Metadata-Version: 2.1
Name: scbig
Version: 0.1.0
Summary: scBiG: a novel scRNA-seq representation learning method based on graph node embedding
Home-page: https://github.com/sldyns/scBiG
Author: Kun Qian, Ting Li
Author-email: kun_qian@foxmail.com
Maintainer: Kun Qian
Maintainer-email: kun_qian@foxmail.com
License: MIT Licence
Keywords: single-cell RNA-sequencing,Graph node embedding,Dimensionality reduction
Platform: any
Description-Content-Type: text/markdown
Requires-Dist: numpy
Requires-Dist: scanpy
Requires-Dist: h5py
Requires-Dist: torch
Requires-Dist: dgl
Requires-Dist: pandas
Requires-Dist: scipy
Requires-Dist: sklearn
Requires-Dist: louvain

# scBiG: a novel scRNA-seq representation learning method based on graph node embedding

## Overview

![alt](overview.png)

scBiG is a graph autoencoder network where the encoder based on multi-layer graph convolutional networks extracts high-order representations of cells and genes from the cell-gene bipartite graph, and the decoder based on the ZINB model uses these representations to reconstruct the gene expression matrix.

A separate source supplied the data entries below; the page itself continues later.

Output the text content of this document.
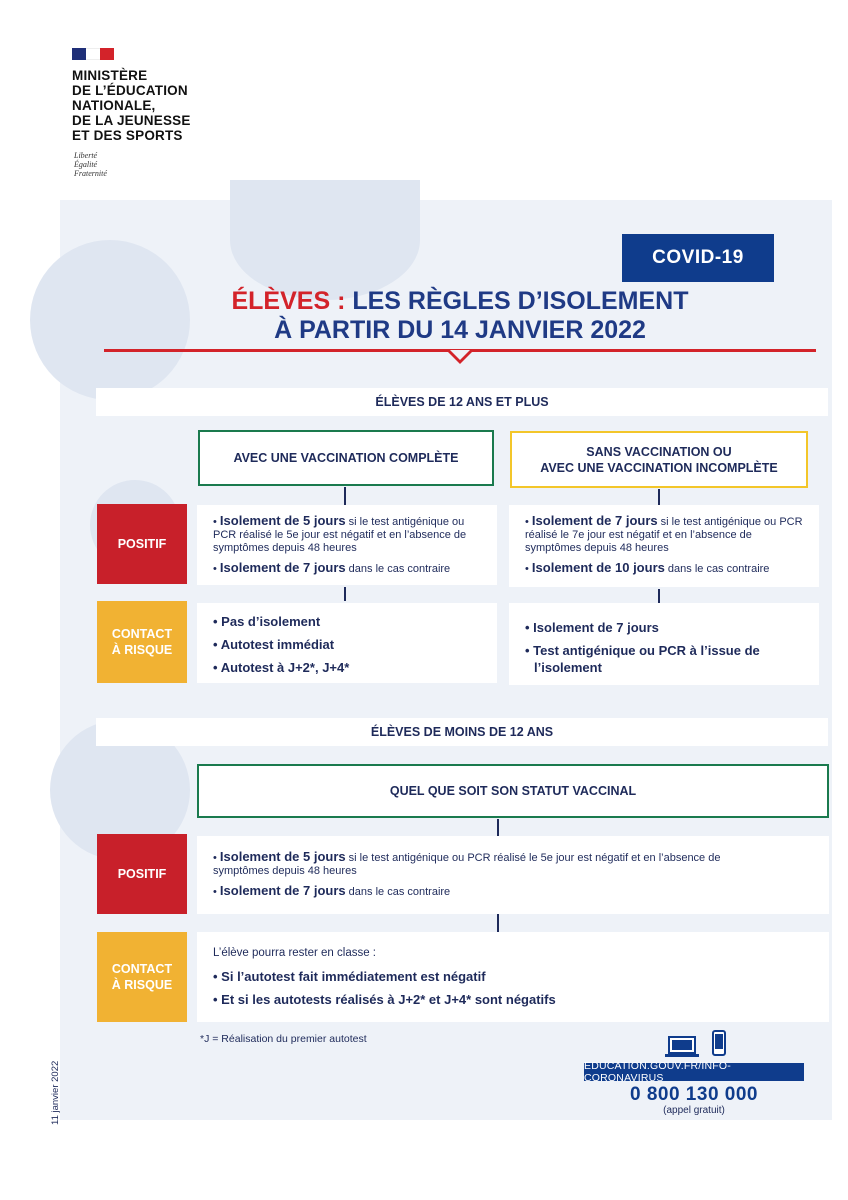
MINISTÈRE
DE L’ÉDUCATION
NATIONALE,
DE LA JEUNESSE
ET DES SPORTS
Liberté
Égalité
Fraternité
COVID-19
ÉLÈVES : LES RÈGLES D’ISOLEMENT
À PARTIR DU 14 JANVIER 2022
ÉLÈVES DE 12 ANS ET PLUS
AVEC UNE VACCINATION COMPLÈTE	SANS VACCINATION OU
AVEC UNE VACCINATION INCOMPLÈTE
POSITIF
CONTACT
À RISQUE
• Isolement de 5 jours si le test antigénique ou PCR réalisé le 5e jour est négatif et en l’absence de symptômes depuis 48 heures
• Isolement de 7 jours dans le cas contraire
• Isolement de 7 jours si le test antigénique ou PCR réalisé le 7e jour est négatif et en l’absence de symptômes depuis 48 heures
• Isolement de 10 jours dans le cas contraire
• Pas d’isolement
• Autotest immédiat
• Autotest à J+2*, J+4*
• Isolement de 7 jours
• Test antigénique ou PCR à l’issue de l’isolement
ÉLÈVES DE MOINS DE 12 ANS
QUEL QUE SOIT SON STATUT VACCINAL
POSITIF
CONTACT
À RISQUE
• Isolement de 5 jours si le test antigénique ou PCR réalisé le 5e jour est négatif et en l’absence de symptômes depuis 48 heures
• Isolement de 7 jours dans le cas contraire
L’élève pourra rester en classe :
• Si l’autotest fait immédiatement est négatif
• Et si les autotests réalisés à J+2* et J+4* sont négatifs
*J = Réalisation du premier autotest
11 janvier 2022	EDUCATION.GOUV.FR/INFO-CORONAVIRUS
0 800 130 000
(appel gratuit)
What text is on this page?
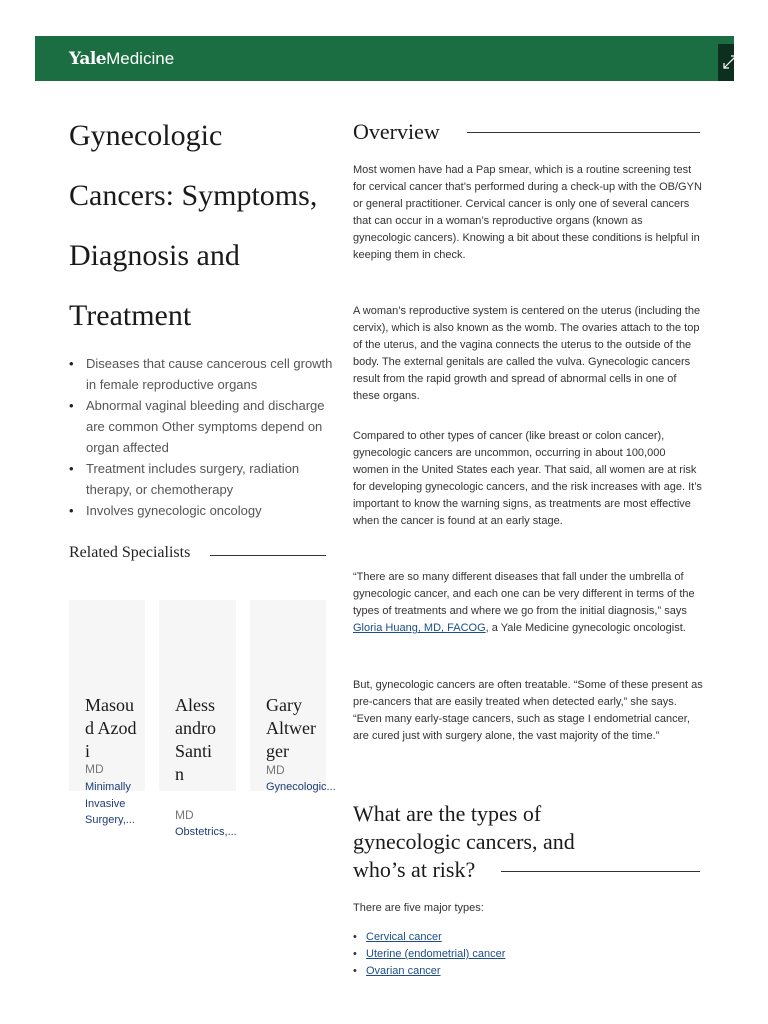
YaleMedicine
Gynecologic Cancers: Symptoms, Diagnosis and Treatment
• Diseases that cause cancerous cell growth in female reproductive organs
• Abnormal vaginal bleeding and discharge are common Other symptoms depend on organ affected
• Treatment includes surgery, radiation therapy, or chemotherapy
• Involves gynecologic oncology
Related Specialists

Masoud Azodi

MD
Minimally Invasive Surgery,...

Alessandro Santin

MD
Obstetrics,...

Gary Altwerger

MD
Gynecologic...
Overview

Most women have had a Pap smear, which is a routine screening test for cervical cancer that’s performed during a check-up with the OB/GYN or general practitioner. Cervical cancer is only one of several cancers that can occur in a woman’s reproductive organs (known as gynecologic cancers). Knowing a bit about these conditions is helpful in keeping them in check.

A woman’s reproductive system is centered on the uterus (including the cervix), which is also known as the womb. The ovaries attach to the top of the uterus, and the vagina connects the uterus to the outside of the body. The external genitals are called the vulva. Gynecologic cancers result from the rapid growth and spread of abnormal cells in one of these organs.

Compared to other types of cancer (like breast or colon cancer), gynecologic cancers are uncommon, occurring in about 100,000 women in the United States each year. That said, all women are at risk for developing gynecologic cancers, and the risk increases with age. It’s important to know the warning signs, as treatments are most effective when the cancer is found at an early stage.

“There are so many different diseases that fall under the umbrella of gynecologic cancer, and each one can be very different in terms of the types of treatments and where we go from the initial diagnosis,” says Gloria Huang, MD, FACOG, a Yale Medicine gynecologic oncologist.

But, gynecologic cancers are often treatable. “Some of these present as pre-cancers that are easily treated when detected early,” she says. “Even many early-stage cancers, such as stage I endometrial cancer, are cured just with surgery alone, the vast majority of the time.”

What are the types of gynecologic cancers, and who’s at risk?

There are five major types:

• Cervical cancer
• Uterine (endometrial) cancer
• Ovarian cancer
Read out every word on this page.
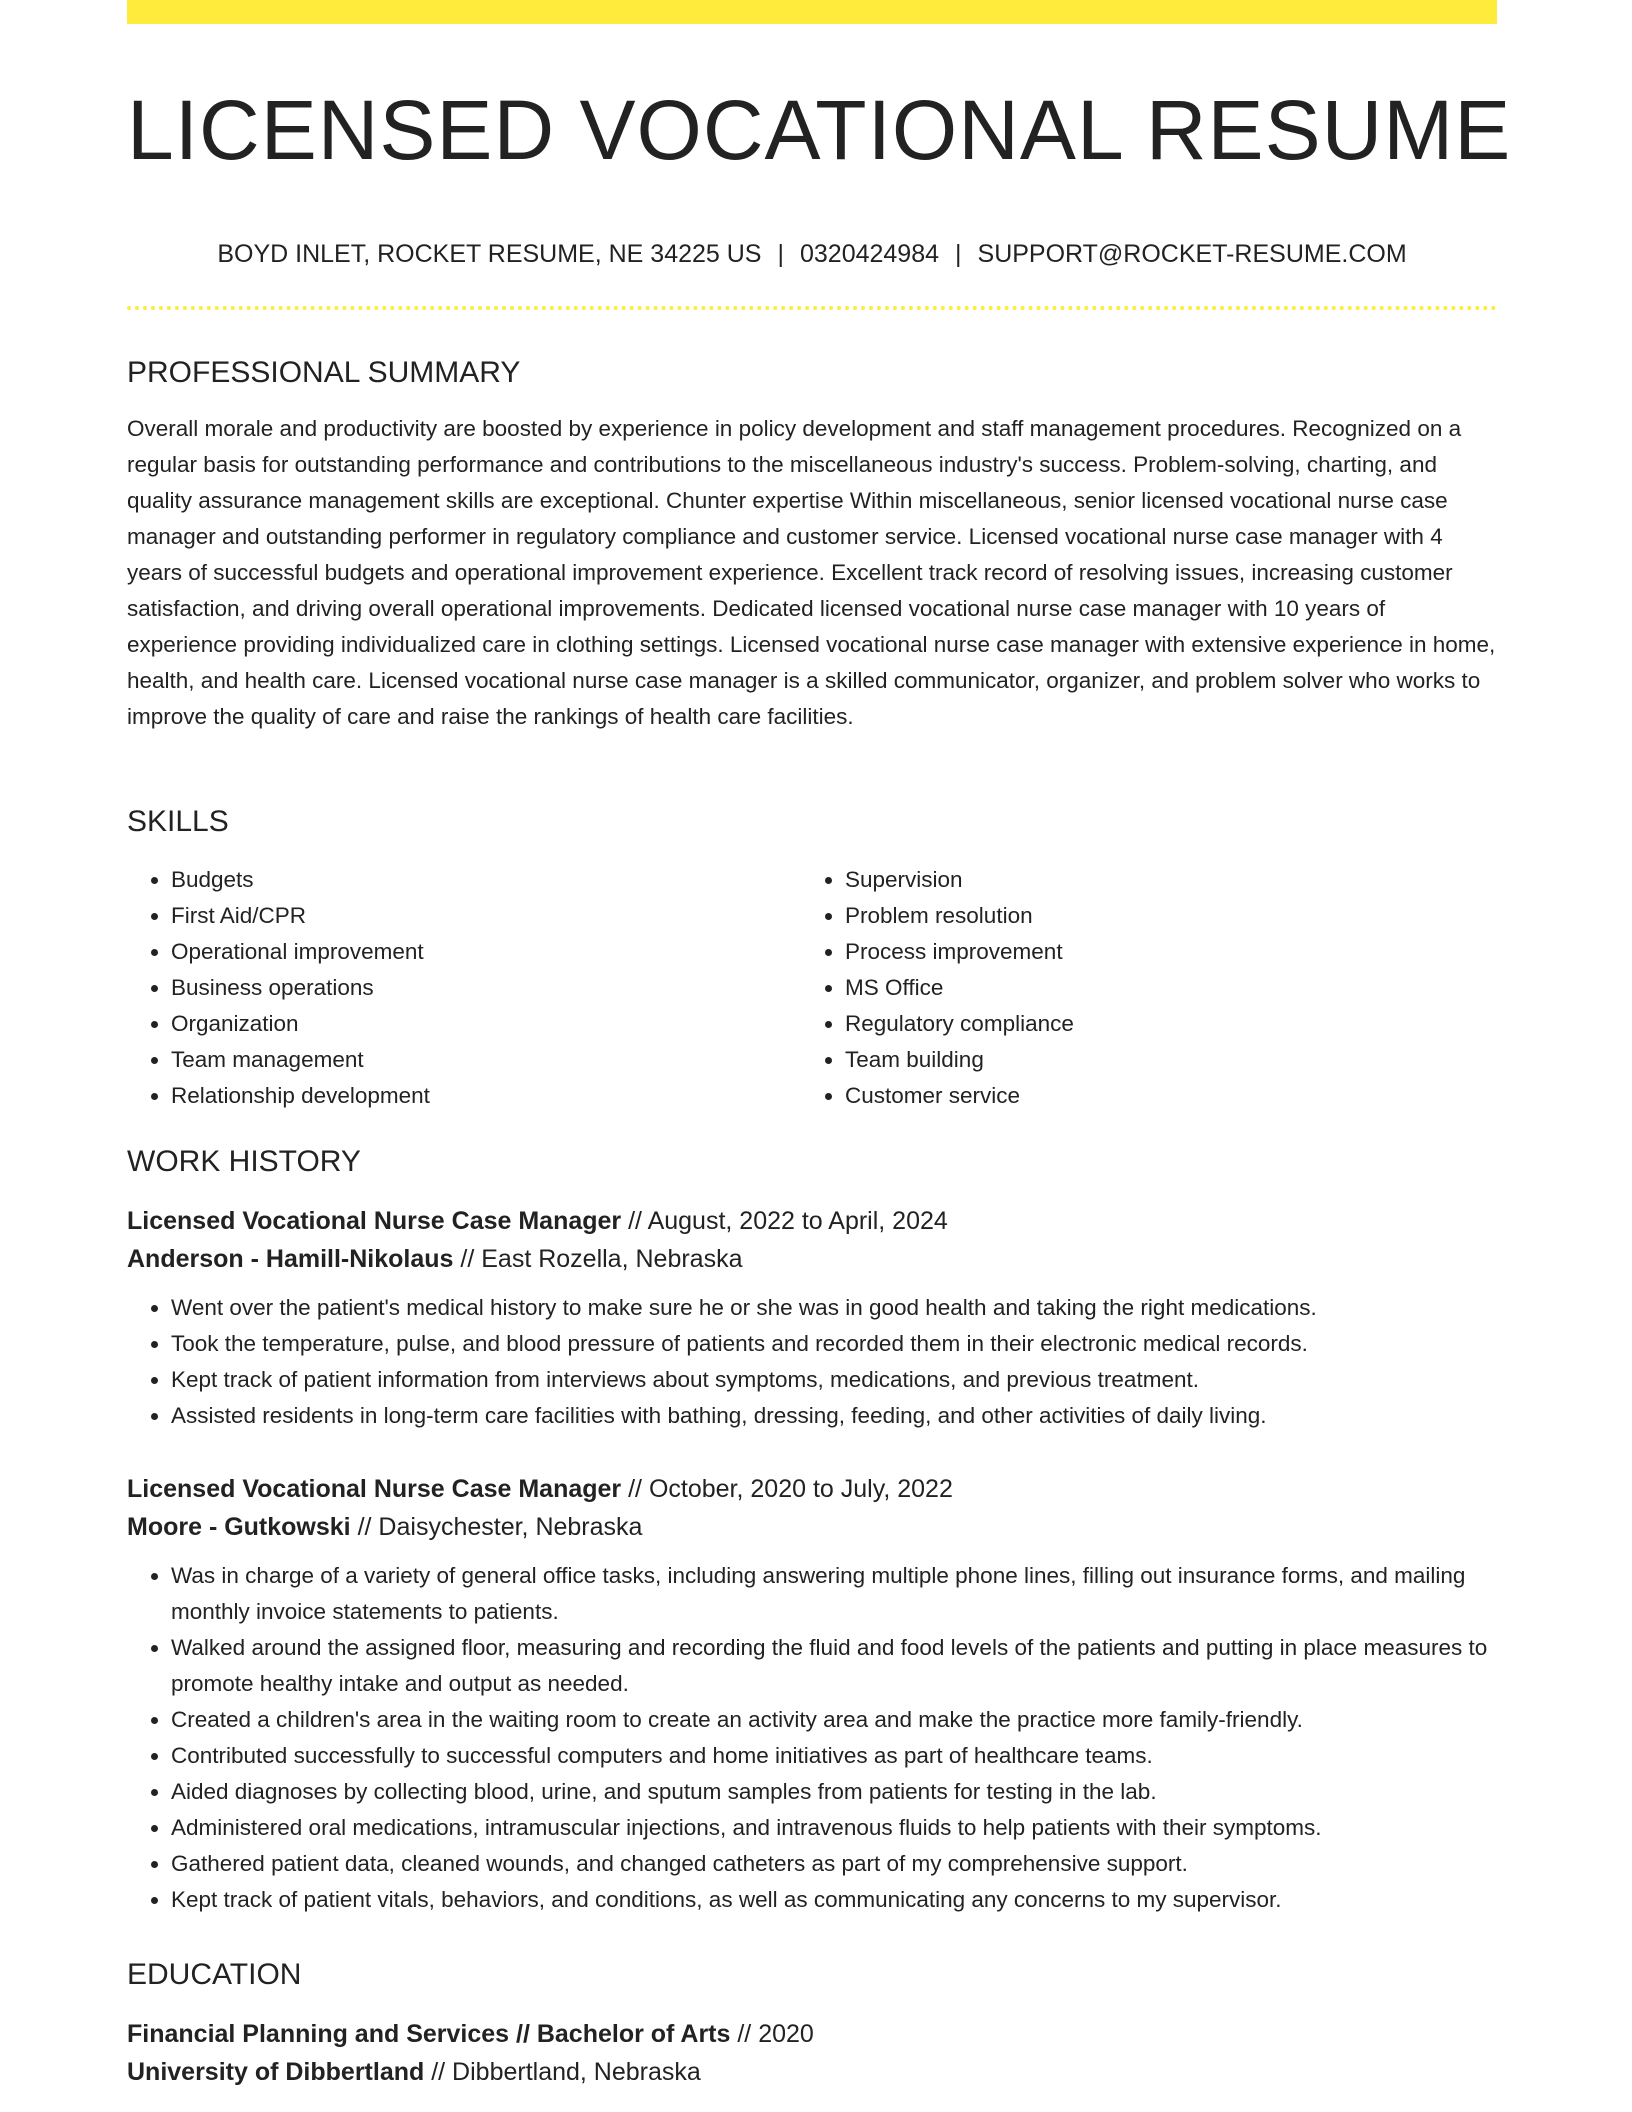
LICENSED VOCATIONAL RESUME
BOYD INLET, ROCKET RESUME, NE 34225 US | 0320424984 | SUPPORT@ROCKET-RESUME.COM
PROFESSIONAL SUMMARY

Overall morale and productivity are boosted by experience in policy development and staff management procedures. Recognized on a regular basis for outstanding performance and contributions to the miscellaneous industry's success. Problem-solving, charting, and quality assurance management skills are exceptional. Chunter expertise Within miscellaneous, senior licensed vocational nurse case manager and outstanding performer in regulatory compliance and customer service. Licensed vocational nurse case manager with 4 years of successful budgets and operational improvement experience. Excellent track record of resolving issues, increasing customer satisfaction, and driving overall operational improvements. Dedicated licensed vocational nurse case manager with 10 years of experience providing individualized care in clothing settings. Licensed vocational nurse case manager with extensive experience in home, health, and health care. Licensed vocational nurse case manager is a skilled communicator, organizer, and problem solver who works to improve the quality of care and raise the rankings of health care facilities.

SKILLS
• Budgets
• First Aid/CPR
• Operational improvement
• Business operations
• Organization
• Team management
• Relationship development
• Supervision
• Problem resolution
• Process improvement
• MS Office
• Regulatory compliance
• Team building
• Customer service
WORK HISTORY
Licensed Vocational Nurse Case Manager // August, 2022 to April, 2024
Anderson - Hamill-Nikolaus // East Rozella, Nebraska
• Went over the patient's medical history to make sure he or she was in good health and taking the right medications.
• Took the temperature, pulse, and blood pressure of patients and recorded them in their electronic medical records.
• Kept track of patient information from interviews about symptoms, medications, and previous treatment.
• Assisted residents in long-term care facilities with bathing, dressing, feeding, and other activities of daily living.
Licensed Vocational Nurse Case Manager // October, 2020 to July, 2022
Moore - Gutkowski // Daisychester, Nebraska
• Was in charge of a variety of general office tasks, including answering multiple phone lines, filling out insurance forms, and mailing monthly invoice statements to patients.
• Walked around the assigned floor, measuring and recording the fluid and food levels of the patients and putting in place measures to promote healthy intake and output as needed.
• Created a children's area in the waiting room to create an activity area and make the practice more family-friendly.
• Contributed successfully to successful computers and home initiatives as part of healthcare teams.
• Aided diagnoses by collecting blood, urine, and sputum samples from patients for testing in the lab.
• Administered oral medications, intramuscular injections, and intravenous fluids to help patients with their symptoms.
• Gathered patient data, cleaned wounds, and changed catheters as part of my comprehensive support.
• Kept track of patient vitals, behaviors, and conditions, as well as communicating any concerns to my supervisor.
EDUCATION
Financial Planning and Services // Bachelor of Arts // 2020
University of Dibbertland // Dibbertland, Nebraska
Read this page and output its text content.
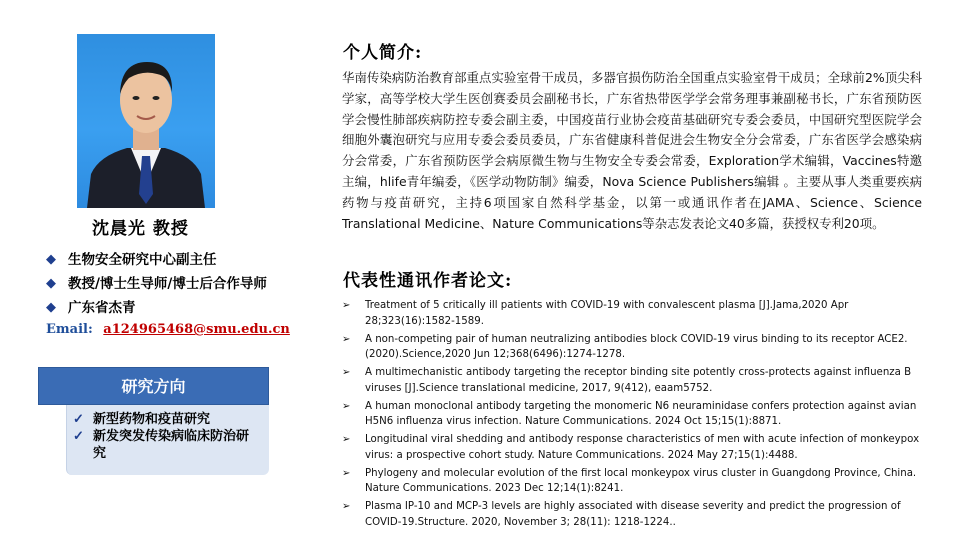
沈晨光 教授
◆ 生物安全研究中心副主任
◆ 教授/博士生导师/博士后合作导师
◆ 广东省杰青
Email: a124965468@smu.edu.cn
研究方向
✓ 新型药物和疫苗研究
✓ 新发突发传染病临床防治研究
个人简介:
华南传染病防治教育部重点实验室骨干成员，多器官损伤防治全国重点实验室骨干成员；全球前2%顶尖科学家，高等学校大学生医创赛委员会副秘书长，广东省热带医学学会常务理事兼副秘书长，广东省预防医学会慢性肺部疾病防控专委会副主委，中国疫苗行业协会疫苗基础研究专委会委员，中国研究型医院学会细胞外囊泡研究与应用专委会委员委员，广东省健康科普促进会生物安全分会常委，广东省医学会感染病分会常委，广东省预防医学会病原微生物与生物安全专委会常委，Exploration学术编辑，Vaccines特邀主编，hlife青年编委，《医学动物防制》编委，Nova Science Publishers编辑 。主要从事人类重要疾病药物与疫苗研究，主持6项国家自然科学基金，以第一或通讯作者在JAMA、Science、Science Translational Medicine、Nature Communications等杂志发表论文40多篇，获授权专利20项。
代表性通讯作者论文:
➢	Treatment of 5 critically ill patients with COVID-19 with convalescent plasma [J].Jama,2020 Apr 28;323(16):1582-1589.
➢	A non-competing pair of human neutralizing antibodies block COVID-19 virus binding to its receptor ACE2. (2020).Science,2020 Jun 12;368(6496):1274-1278.
➢	A multimechanistic antibody targeting the receptor binding site potently cross-protects against influenza B viruses [J].Science translational medicine, 2017, 9(412), eaam5752.
➢	A human monoclonal antibody targeting the monomeric N6 neuraminidase confers protection against avian H5N6 influenza virus infection. Nature Communications. 2024 Oct 15;15(1):8871.
➢	Longitudinal viral shedding and antibody response characteristics of men with acute infection of monkeypox virus: a prospective cohort study. Nature Communications. 2024 May 27;15(1):4488.
➢	Phylogeny and molecular evolution of the first local monkeypox virus cluster in Guangdong Province, China. Nature Communications. 2023 Dec 12;14(1):8241.
➢	Plasma IP-10 and MCP-3 levels are highly associated with disease severity and predict the progression of COVID-19.Structure. 2020, November 3; 28(11): 1218-1224..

By virtue of a model-driven self-supervised training paradigm, scBiG can effectively learn low-dimensional representations of both cells and genes, amenable to diverse downstream analytical tasks.

## Installation

Please install `scBiG` from pypi with:

```bash
pip install scbig
```

Or clone this repository and use

```bash
pip install -e .
```

in the root of this repository.

## Quick start

Load the data to be analyzed:

```python
import scanpy as sc

adata = sc.AnnData(data)
```



Perform data pre-processing:

```python
# Basic filtering
sc.pp.filter_genes(adata, min_cells=3)
sc.pp.filter_cells(adata, min_genes=200)

adata.raw = adata.copy()

# Total-count normlize, logarithmize the data, calculate the gene size factor 
sc.pp.normalize_per_cell(adata)
adata.obs['cs_factor'] = adata.obs.n_counts / np.median(adata.obs.n_counts)
sc.pp.log1p(adata)
adata.var['gs_factor'] = np.max(adata.X, axis=0, keepdims=True).reshape(-1)
```

Run the scBiG method:

```python
from scbig import run_scbig
adata = run_scbig(adata)
```

The output adata contains the cell embeddings in `adata.obsm['feat']` and the gene embeddings in `adata.obsm['feat']`. The embeddings can be used as input of other downstream analyses.

Please refer to `tutorial.ipynb` for a detailed description of scBiG's usage.